Applied in this way, Greene’s method functions as a depth-informed, technically literate counseling craft that supports meaning, choice, and development (Centre for Psychological Astrology, n.d.; Greene, 1996).

Advanced Techniques

Specialized Methods

Expert practitioners working in Greene’s lineage often integrate traditional strength analysis with depth psychology. They may assess essential dignities, sect, and house placement to gauge capacity and vulnerability; overlay progressions with transits to time the activation of complexes; and use mythic archetypes to craft therapeutic narratives that guide clients through liminal phases (Lilly, 1647/1985; Hand, 1976; Greene, 1996).

Advanced Concepts

Dignities and debilities

Interpreting rulership, detriment, exaltation, and fall as psychological “tonality” rather than fixed verdicts.
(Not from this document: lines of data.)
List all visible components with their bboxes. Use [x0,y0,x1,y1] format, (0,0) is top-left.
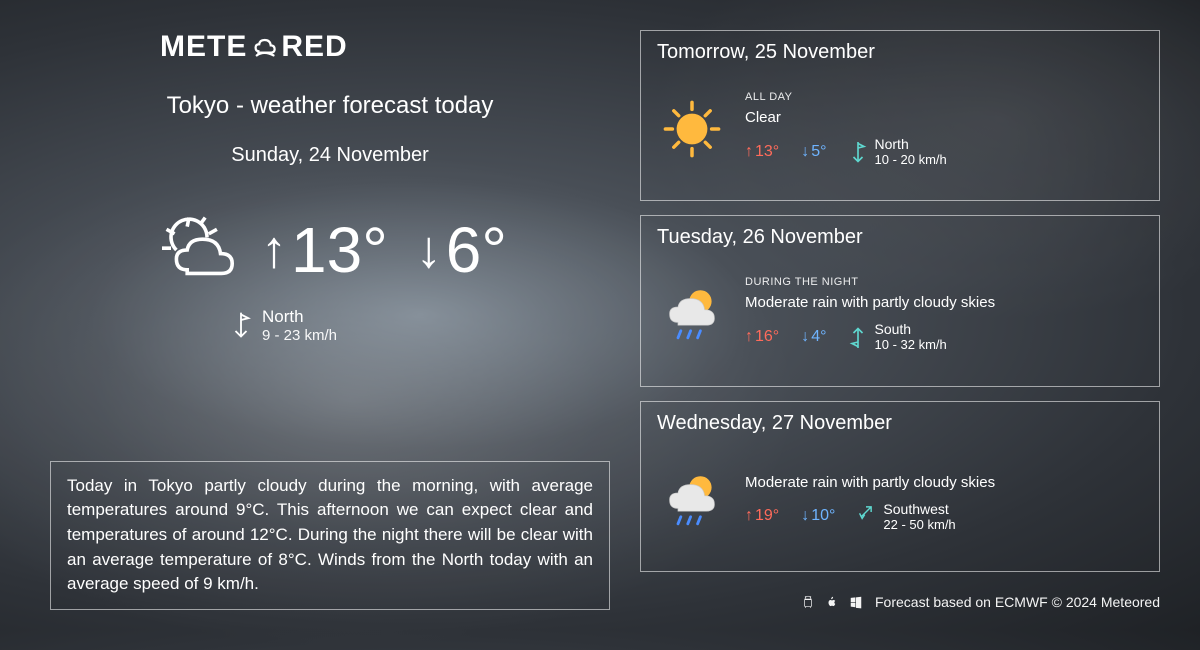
rain-cloud-icon [657,279,727,349]
wind-north-icon [849,139,867,165]
forecast-wind-dir: South [875,321,912,337]
today-wind-dir: North [262,307,337,327]
forecast-card[interactable]: Tuesday, 26 November DURING THE NIGHT Mo… [640,215,1160,386]
forecast-title: Wednesday, 27 November [657,412,1143,435]
today-wind-speed: 9 - 23 km/h [262,327,337,344]
apple-icon[interactable] [825,595,839,609]
today-low-temp: ↓6° [416,213,507,287]
forecast-high: ↑16° [745,328,779,346]
clear-sun-icon [657,94,727,164]
forecast-high: ↑19° [745,507,779,525]
today-high-temp: ↑13° [261,213,388,287]
forecast-period: DURING THE NIGHT [745,276,1143,288]
forecast-low: ↓4° [801,328,826,346]
forecast-wind-dir: Southwest [883,501,948,517]
forecast-card[interactable]: Wednesday, 27 November Moderate rain wit… [640,401,1160,572]
today-description: Today in Tokyo partly cloudy during the … [50,461,610,610]
footer-text: Forecast based on ECMWF © 2024 Meteored [875,594,1160,610]
forecast-low: ↓10° [801,507,835,525]
today-wind: North 9 - 23 km/h [230,307,610,344]
forecast-wind-speed: 22 - 50 km/h [883,517,955,532]
forecast-low: ↓5° [801,143,826,161]
forecast-high: ↑13° [745,143,779,161]
forecast-wind-speed: 10 - 32 km/h [875,337,947,352]
partly-cloudy-icon [153,205,243,295]
wind-southwest-icon [857,503,875,529]
forecast-wind: South 10 - 32 km/h [849,321,947,352]
forecast-title: Tomorrow, 25 November [657,41,1143,64]
brand-logo: METE RED [160,30,610,64]
today-date: Sunday, 24 November [50,144,610,167]
forecast-wind-speed: 10 - 20 km/h [875,152,947,167]
rain-cloud-icon [657,465,727,535]
forecast-condition: Moderate rain with partly cloudy skies [745,474,1143,491]
forecast-wind: Southwest 22 - 50 km/h [857,501,955,532]
forecast-period: ALL DAY [745,91,1143,103]
forecast-title: Tuesday, 26 November [657,226,1143,249]
page-title: Tokyo - weather forecast today [50,92,610,120]
wind-north-icon [230,309,252,343]
forecast-condition: Moderate rain with partly cloudy skies [745,294,1143,311]
forecast-card[interactable]: Tomorrow, 25 November ALL DAY Clear ↑13° [640,30,1160,201]
current-weather: ↑13° ↓6° [50,205,610,295]
forecast-wind-dir: North [875,136,909,152]
windows-icon[interactable] [849,595,863,609]
brand-suffix: RED [281,30,347,64]
brand-prefix: METE [160,30,247,64]
android-icon[interactable] [801,595,815,609]
footer: Forecast based on ECMWF © 2024 Meteored [640,594,1160,610]
forecast-wind: North 10 - 20 km/h [849,136,947,167]
wind-south-icon [849,324,867,350]
forecast-condition: Clear [745,109,1143,126]
logo-cloud-icon [250,33,278,61]
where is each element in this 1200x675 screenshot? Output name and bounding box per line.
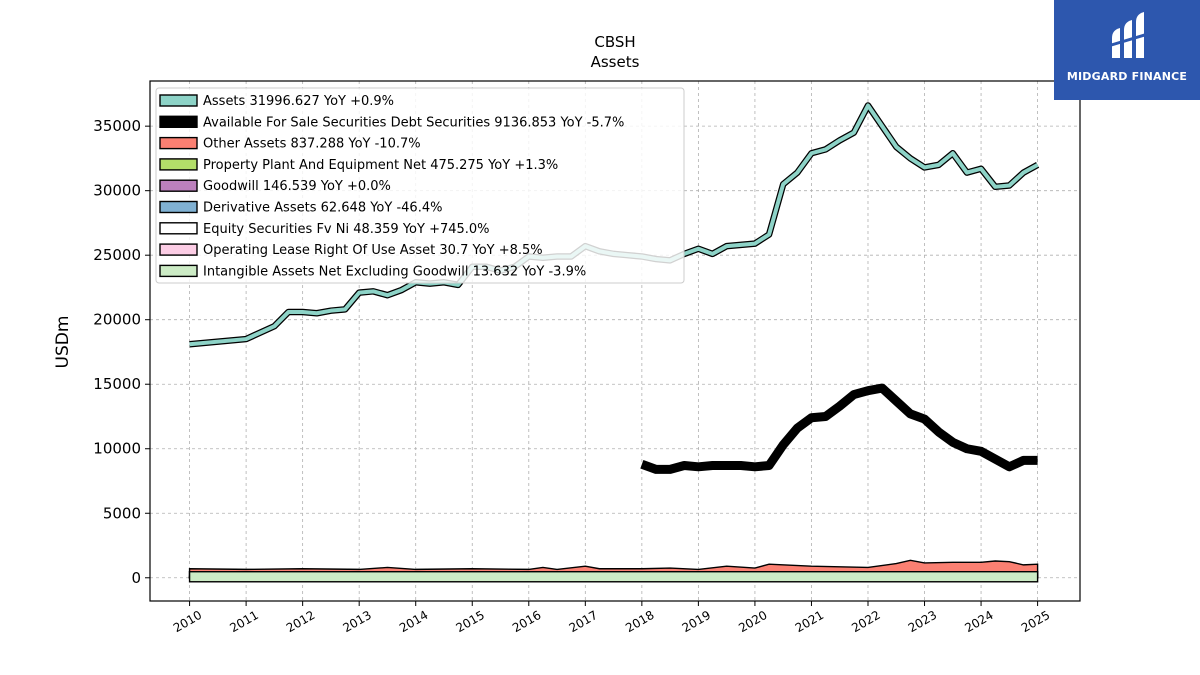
y-tick-label: 0 (131, 569, 141, 587)
legend-swatch (159, 136, 198, 150)
legend: Assets 31996.627 YoY +0.9% Available For … (155, 87, 685, 284)
y-tick-label: 15000 (93, 375, 141, 393)
y-tick-label: 20000 (93, 311, 141, 329)
x-tick-label: 2020 (736, 608, 769, 635)
legend-swatch (159, 115, 198, 129)
y-tick-label: 35000 (93, 117, 141, 135)
x-tick-label: 2024 (962, 608, 995, 635)
series-line (640, 383, 1038, 474)
legend-swatch (159, 200, 198, 214)
legend-label: Assets 31996.627 YoY +0.9% (203, 94, 394, 109)
chart-title: CBSH (594, 33, 635, 51)
legend-label: Other Assets 837.288 YoY -10.7% (203, 137, 421, 152)
x-tick-label: 2012 (284, 608, 317, 635)
x-tick-label: 2025 (1019, 608, 1052, 635)
x-tick-label: 2022 (849, 608, 882, 635)
x-tick-label: 2010 (171, 608, 204, 635)
legend-label: Goodwill 146.539 YoY +0.0% (203, 179, 391, 194)
legend-swatch (159, 158, 198, 171)
legend-box (155, 87, 685, 284)
legend-swatch (159, 264, 198, 278)
y-tick-label: 30000 (93, 182, 141, 200)
legend-swatch (159, 94, 198, 107)
y-tick-label: 10000 (93, 440, 141, 458)
x-tick-label: 2013 (340, 608, 373, 635)
legend-label: Derivative Assets 62.648 YoY -46.4% (203, 201, 442, 216)
plot-frame (149, 80, 1081, 602)
area-base-band (188, 571, 1039, 583)
legend-swatch (159, 179, 198, 192)
legend-label: Available For Sale Securities Debt Secur… (203, 115, 624, 130)
brand-logo: MIDGARD FINANCE (1054, 0, 1200, 100)
x-tick-label: 2019 (680, 608, 713, 635)
x-tick-label: 2015 (454, 608, 487, 635)
x-tick-label: 2021 (793, 608, 826, 635)
legend-swatch (159, 243, 198, 256)
y-tick-label: 5000 (103, 504, 141, 522)
chart-subtitle: Assets (591, 53, 640, 71)
x-tick-label: 2011 (227, 608, 260, 635)
legend-label: Intangible Assets Net Excluding Goodwill… (203, 264, 586, 279)
stacked-areas (188, 559, 1039, 583)
legend-swatch (159, 222, 198, 235)
x-tick-label: 2014 (397, 608, 430, 635)
x-tick-label: 2017 (567, 608, 600, 635)
y-axis-label: USDm (53, 316, 73, 369)
x-tick-label: 2018 (623, 608, 656, 635)
legend-label: Property Plant And Equipment Net 475.275… (203, 158, 558, 173)
brand-mark-icon (1107, 12, 1149, 58)
x-tick-label: 2023 (906, 608, 939, 635)
brand-name: MIDGARD FINANCE (1066, 70, 1188, 83)
legend-label: Operating Lease Right Of Use Asset 30.7 … (203, 243, 543, 258)
y-tick-label: 25000 (93, 246, 141, 264)
legend-label: Equity Securities Fv Ni 48.359 YoY +745.… (203, 222, 490, 237)
x-tick-label: 2016 (510, 608, 543, 635)
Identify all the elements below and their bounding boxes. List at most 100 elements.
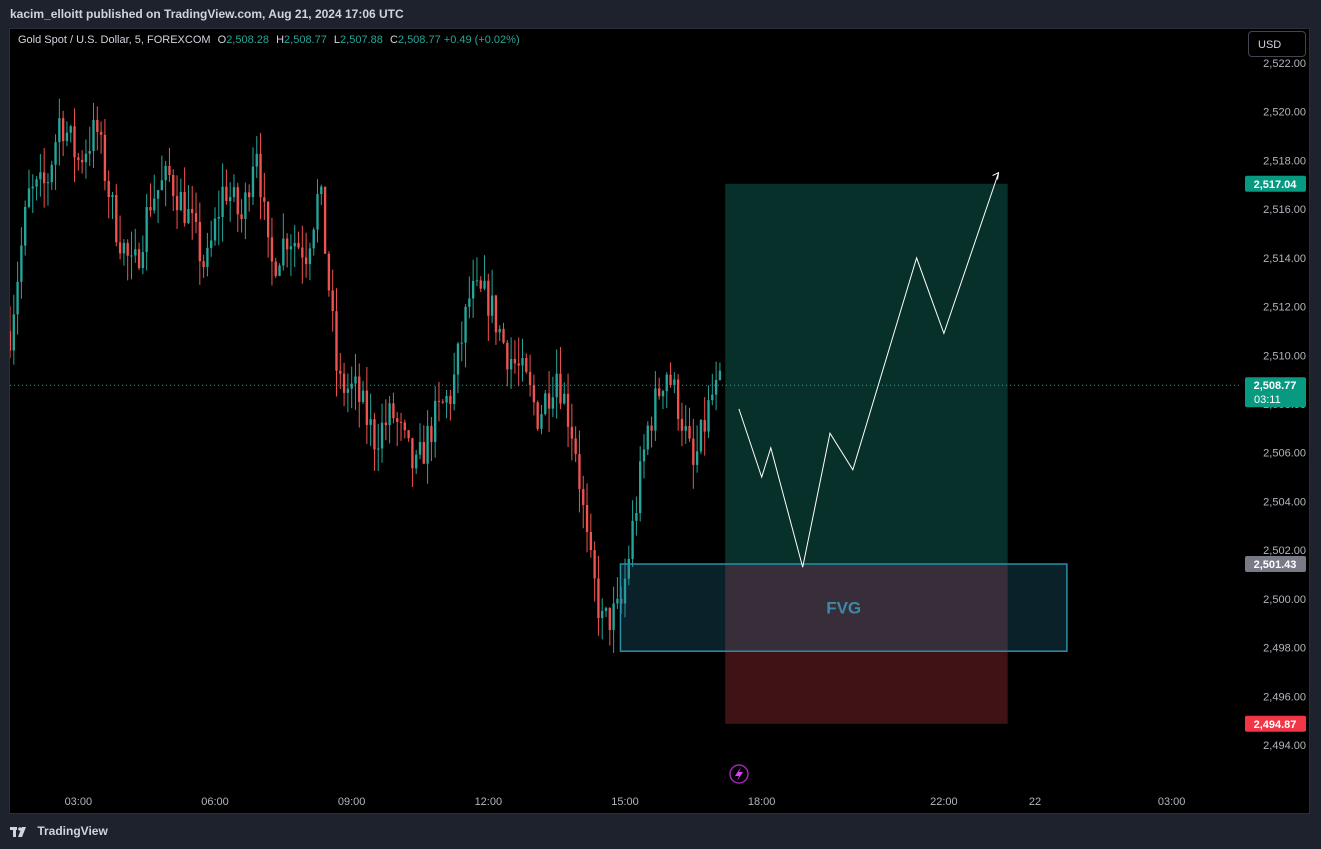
candle-body xyxy=(555,373,558,398)
candle-body xyxy=(12,314,15,351)
candle-body xyxy=(115,195,118,243)
candle-body xyxy=(582,489,585,506)
candle-body xyxy=(483,280,486,289)
candle-body xyxy=(20,245,23,282)
candle-body xyxy=(198,221,201,262)
candle-body xyxy=(99,131,103,135)
candle-body xyxy=(354,376,357,384)
price-axis: 2,494.00 2,496.00 2,498.00 2,500.00 2,502.00… xyxy=(1245,58,1306,752)
candle-body xyxy=(274,261,277,276)
candle-body xyxy=(646,425,649,450)
candle-body xyxy=(718,370,722,380)
candle-body xyxy=(236,187,239,215)
chart-misc xyxy=(729,764,749,784)
candle-body xyxy=(593,550,596,579)
candle-body xyxy=(46,182,50,184)
candle-body xyxy=(460,342,463,344)
candle-body xyxy=(574,438,577,455)
candle-body xyxy=(270,237,274,262)
candle-body xyxy=(134,249,137,256)
candle-body xyxy=(585,505,589,532)
candle-body xyxy=(80,159,84,163)
candle-body xyxy=(631,520,634,560)
candle-body xyxy=(259,153,262,198)
entry-price-tag-bg xyxy=(1245,556,1306,573)
candle-body xyxy=(69,126,72,133)
candle-body xyxy=(141,252,145,269)
candle-body xyxy=(77,157,80,160)
candle-body xyxy=(210,240,213,248)
candle-body xyxy=(380,422,384,449)
candle-body xyxy=(525,357,528,372)
candle-body xyxy=(468,298,471,307)
candle-body xyxy=(620,598,623,604)
stop-price-tag-bg xyxy=(1245,715,1306,732)
low-label: L xyxy=(333,34,341,46)
candle-body xyxy=(528,371,532,386)
candle-body xyxy=(403,422,406,431)
candle-body xyxy=(240,214,243,219)
fvg-label: FVG xyxy=(826,599,861,618)
last-price-tag-countdown: 03:11 xyxy=(1254,394,1281,406)
candle-body xyxy=(399,421,403,423)
candle-body xyxy=(418,441,422,455)
candle-body xyxy=(312,229,315,249)
candle-body xyxy=(601,610,604,619)
candle-body xyxy=(346,388,350,393)
candle-body xyxy=(289,246,293,250)
candles xyxy=(10,98,722,653)
candle-body xyxy=(172,174,175,196)
candle-body xyxy=(137,249,141,269)
candle-body xyxy=(194,213,198,222)
candle-body xyxy=(578,454,581,490)
candle-body xyxy=(456,343,460,375)
candle-body xyxy=(684,426,687,431)
candle-body xyxy=(350,383,353,389)
candle-body xyxy=(415,454,418,469)
candle-body xyxy=(27,188,31,207)
candle-body xyxy=(327,253,331,291)
candle-body xyxy=(475,280,479,282)
price-tick-label: 2,510.00 xyxy=(1263,350,1306,362)
candle-body xyxy=(206,247,209,267)
candle-body xyxy=(187,209,190,224)
symbol-name[interactable]: Gold Spot / U.S. Dollar, 5, FOREXCOM xyxy=(18,34,211,46)
price-tick-label: 2,514.00 xyxy=(1263,253,1306,265)
entry-price-tag-label: 2,501.43 xyxy=(1254,559,1297,571)
candle-body xyxy=(153,198,156,211)
candle-body xyxy=(107,180,110,198)
candle-body xyxy=(657,388,661,397)
position-zones xyxy=(725,183,1008,724)
candle-body xyxy=(247,192,251,198)
candle-body xyxy=(160,180,164,191)
price-tick-label: 2,494.00 xyxy=(1263,740,1306,752)
candle-body xyxy=(604,607,608,611)
candle-body xyxy=(103,134,107,181)
candle-body xyxy=(73,126,76,158)
candle-body xyxy=(570,426,574,439)
candle-body xyxy=(509,358,513,370)
price-tick-label: 2,504.00 xyxy=(1263,496,1306,508)
last-price-tag-bg xyxy=(1245,377,1306,408)
candle-body xyxy=(10,330,12,351)
time-tick-label: 15:00 xyxy=(611,796,639,808)
candle-body xyxy=(449,395,452,404)
candle-body xyxy=(422,441,425,464)
currency-button[interactable]: USD xyxy=(1248,31,1306,57)
candle-body xyxy=(551,397,555,409)
tradingview-footer[interactable]: TradingView xyxy=(10,822,108,840)
price-tick-label: 2,496.00 xyxy=(1263,691,1306,703)
candle-body xyxy=(487,280,490,316)
candle-body xyxy=(437,400,441,402)
candle-body xyxy=(16,281,19,315)
price-chart[interactable]: FVG 2,494.00 2,496.00 2,498.00 2,500.00 2,50… xyxy=(10,29,1311,815)
candle-body xyxy=(342,373,346,393)
candle-body xyxy=(84,153,88,163)
candle-body xyxy=(183,191,186,224)
projection-line xyxy=(738,172,1000,568)
candle-body xyxy=(118,242,122,254)
candle-body xyxy=(365,390,369,425)
time-tick-label: 06:00 xyxy=(201,796,229,808)
candle-body xyxy=(225,186,228,202)
chart-frame[interactable]: FVG 2,494.00 2,496.00 2,498.00 2,500.00 2,50… xyxy=(9,28,1310,814)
For example, a planet in domicile can symbolize an inner resource; in detriment or fall, a developmental shortage that can be strengthened through conscious practice (Ptolemy, 2nd c., trans. 1940; Lilly, 1647/1985).

Aspect patterns

T-squares, grand trines, and yods are treated as systemic dialogues—tensions that catalyze growth or ease that requires activation lest it remain latent (Greene, 1977; Hand, 1976).

House nuance

Angular placements often speak loudly in life direction; cadent placements can be diffuse or process-oriented, reframed as areas for practice rather than weakness (Lilly, 1647/1985; Sasportas, 1998).

Combust and retrograde

Combustion may indicate a planet’s significations are “overwhelmed” by solar will; retrogradation suggests revision cycles or interiorization of the planet’s function—each worked with therapeutically to encourage reflection and skillful action (Lilly, 1647/1985; Hand, 1976).

Expert Applications

  • Complex scenarios such as Saturn-Pluto configurations can be read as encounters with power, boundary, and transformation, requiring careful ethical framing and resourcing strategies (Greene, 1996).
  • Fixed star conjunctions can be optionally layered for additional mythic color; e.g., Mars conjunct Regulus traditionally connects to leadership and honor, which a depth approach reframes as questions of integrity and responsibility in agency (Robson, 1923/2005).

Within this advanced toolkit, Greene’s contribution is the steady insistence that every technical indicator is a symbolic gateway to meaning, not a deterministic edict. Technique clarifies where archetypes are engaged; myth and psychology clarify how they may be lived, worked with, and matured—always in dialogue with the whole chart and the client’s lived story (Greene, 1977; Greene, 1996).